ヘルシンキの東、車で90分ほどの場所にあるフィスカルス。この小さく美しい村の名前は、かつてこの地を本拠地にしていた有名な鋏メーカーのブランド名として、今や世界中で知られている。17世紀から鉄製品の製造が盛んになったフィス […]

08/24/2015

ヘルシンキの東、車で90分ほどの場所にあるフィスカルス。この小さく美しい村の名前は、かつてこの地を本拠地にしていた有名な鋏メーカーのブランド名として、今や世界中で知られている。17世紀から鉄製品の製造が盛んになったフィスカルスは、1970年代に同社がこの地を去った後も、その伝統に惹かれたクリエイターたちが移り住んだ。そして、かつて工業地帯として栄えた19世紀の建築を再利用して彼らがアトリエを構えたことから、“アーティスト村”として人気の観光地になったのだ。多くの職人やデザイナーが住むこの村のなかでも、1967年に同地で木工家具メーカー「Nikari」を興し、本社と工房を構える家具デザイナー、カリ・ヴィルタネンは特別な存在だ。
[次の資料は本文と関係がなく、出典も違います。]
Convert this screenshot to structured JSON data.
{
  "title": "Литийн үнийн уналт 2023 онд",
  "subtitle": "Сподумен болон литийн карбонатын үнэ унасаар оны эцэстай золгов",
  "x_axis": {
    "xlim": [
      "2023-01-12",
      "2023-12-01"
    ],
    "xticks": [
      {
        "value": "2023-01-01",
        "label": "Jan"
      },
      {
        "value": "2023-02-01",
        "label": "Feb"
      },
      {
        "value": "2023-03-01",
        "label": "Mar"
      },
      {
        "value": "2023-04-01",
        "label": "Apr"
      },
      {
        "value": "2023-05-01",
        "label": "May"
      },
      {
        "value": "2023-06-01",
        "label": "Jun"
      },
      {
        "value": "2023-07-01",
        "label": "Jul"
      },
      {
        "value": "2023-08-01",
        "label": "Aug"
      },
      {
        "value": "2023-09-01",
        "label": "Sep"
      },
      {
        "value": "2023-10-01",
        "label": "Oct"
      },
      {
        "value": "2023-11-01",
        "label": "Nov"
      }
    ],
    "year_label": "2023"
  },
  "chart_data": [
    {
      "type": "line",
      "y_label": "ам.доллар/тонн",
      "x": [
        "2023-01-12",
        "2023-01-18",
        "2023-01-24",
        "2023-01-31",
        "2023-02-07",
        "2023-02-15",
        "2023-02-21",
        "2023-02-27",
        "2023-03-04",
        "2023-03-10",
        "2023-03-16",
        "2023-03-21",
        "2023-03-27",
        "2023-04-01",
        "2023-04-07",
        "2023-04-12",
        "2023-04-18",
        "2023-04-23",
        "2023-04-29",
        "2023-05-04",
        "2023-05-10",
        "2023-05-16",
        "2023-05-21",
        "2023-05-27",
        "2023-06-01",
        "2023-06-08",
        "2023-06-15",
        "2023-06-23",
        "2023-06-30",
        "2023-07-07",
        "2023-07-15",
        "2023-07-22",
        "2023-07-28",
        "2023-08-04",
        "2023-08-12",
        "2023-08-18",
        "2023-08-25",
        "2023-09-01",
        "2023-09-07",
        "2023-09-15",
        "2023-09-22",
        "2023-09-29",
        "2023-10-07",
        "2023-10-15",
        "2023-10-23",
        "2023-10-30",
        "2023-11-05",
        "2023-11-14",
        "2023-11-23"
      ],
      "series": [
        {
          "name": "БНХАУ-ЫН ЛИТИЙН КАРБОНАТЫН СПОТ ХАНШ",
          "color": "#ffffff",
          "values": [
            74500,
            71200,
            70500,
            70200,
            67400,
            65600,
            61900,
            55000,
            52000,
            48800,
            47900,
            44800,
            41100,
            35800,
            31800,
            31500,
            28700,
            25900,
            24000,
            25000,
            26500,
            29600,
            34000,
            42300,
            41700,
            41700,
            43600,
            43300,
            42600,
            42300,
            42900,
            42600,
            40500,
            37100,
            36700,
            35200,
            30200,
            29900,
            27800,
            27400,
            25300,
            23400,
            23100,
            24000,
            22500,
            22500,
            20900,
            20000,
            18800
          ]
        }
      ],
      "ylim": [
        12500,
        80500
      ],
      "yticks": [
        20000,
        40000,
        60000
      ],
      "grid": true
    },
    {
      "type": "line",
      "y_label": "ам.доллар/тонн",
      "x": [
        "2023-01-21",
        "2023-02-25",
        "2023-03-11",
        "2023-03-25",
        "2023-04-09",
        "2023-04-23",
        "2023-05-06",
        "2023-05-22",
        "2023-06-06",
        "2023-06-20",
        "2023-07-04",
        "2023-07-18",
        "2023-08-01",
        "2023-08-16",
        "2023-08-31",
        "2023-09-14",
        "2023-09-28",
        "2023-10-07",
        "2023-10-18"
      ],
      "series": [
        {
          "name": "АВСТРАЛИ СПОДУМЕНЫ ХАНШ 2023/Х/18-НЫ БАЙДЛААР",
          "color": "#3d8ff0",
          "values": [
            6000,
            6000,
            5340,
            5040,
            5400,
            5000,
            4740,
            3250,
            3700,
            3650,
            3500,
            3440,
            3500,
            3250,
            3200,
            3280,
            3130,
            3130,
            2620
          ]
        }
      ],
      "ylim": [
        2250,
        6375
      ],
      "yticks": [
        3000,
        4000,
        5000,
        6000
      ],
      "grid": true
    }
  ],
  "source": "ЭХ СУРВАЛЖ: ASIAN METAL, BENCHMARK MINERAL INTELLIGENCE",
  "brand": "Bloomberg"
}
アルヴァ・アールトやカイ・フランクといったフィンランド・デザインを代表する巨匠たちと協働してきた彼は67歳になる今もほぼ毎日、腕のいい家具職人たちが集まり仕事に精を出す工房に顔を見せる。
ヴィルタネンに始まるNikariの家具デザインの特徴は、徹底的にシンプルで無駄のないフォルムと、素材本来の持ち味を活かしたナチュラルな風合い。形状として美しいだけでなく、組み立てのしやすさや輸送コストといった面のバランスまで追求したトータルなデザインは、素朴さと合理性を兼ね備えており、木工家具づくりの盛んな北欧諸国のなかでもフィンランドらしいもの。オークやアッシュを除き木材の多くはフィスカルス周辺の森で伐採したものを使い、エネルギーは近くの流水を使った水力発電を利用するなど、ローカルな資源を活かしながら世界22ヵ国に製品を輸出中。創立以来のフィロソフィーが、現在に至るまでフィスカルス村のものづくりを支え続けている。